According to Linava president Romas Austinskas, during the difficult pandemic period, the transportation of freight is a strategic necessity to supply Europeans with goods. “At the same time, it is important to maintain trade links within the Union and thus support the vitality of national economies. In order to avoid the spread of the infection to the utmost, we have advised to not have drivers exit their vehicles in international transportation, for them to work in their cabins, organise contact-free exchange in documents and temporarily suspend demands for the drivers to stay overnight in hotels,” R. Austinskas notes.

The EC response states that most EU member states already maintain a flexible and simplified work and rest regime.

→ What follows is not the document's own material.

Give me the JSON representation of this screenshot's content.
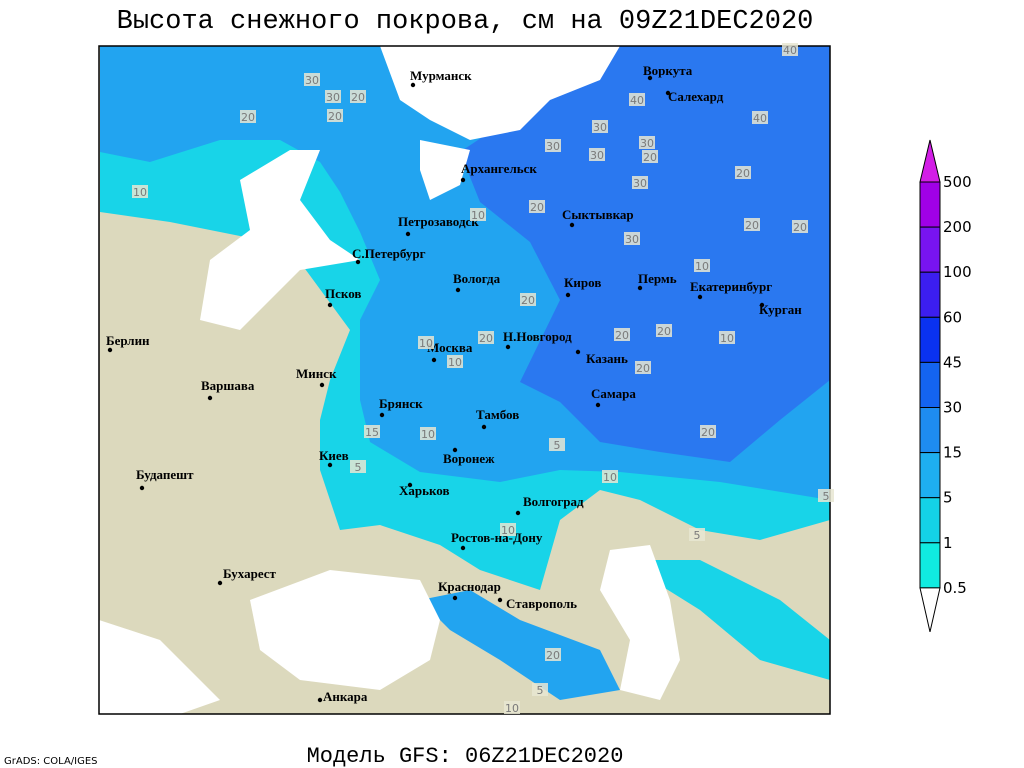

Also, the Commission has called on EU member states to immediately consider the possibility of cancelling for a 30 day period prohibitions for resting in the vehicles’ cabins, as is set out in the work and resting regulations.

According to TTLA director-general Tomas Jurgelevičius, the Commission agrees with another important proposal – to simplify drivers’ home return (repatriation) and back to work procedures, including drivers from third countries. “Driver rotation is in many cases performed by using other means of transport, not the trucks; thus it is crucial to ensure their capacity to travel on the green corridors,” T. Jurgelevičius says.

In response to the Lithuania hauliers’ request to ensure not only the trucks but also drivers’ capacity to cross borders in vehicles other than trucks, the Commission emphasised that travel restrictions and mandatory quarantine must not be applied to transportation staff, who display no symptoms of the virus.

The Commission’s letter to the hauliers clarified that border check procedures must be simplified to the utmost possible: drivers would have to present a personal document, their driving license and a special letter form filled in by their employer.

Also, it was noted that member states are released from the requirement to request transport staff not displaying symptoms to present a doctors’ certificate confirming the state of their health.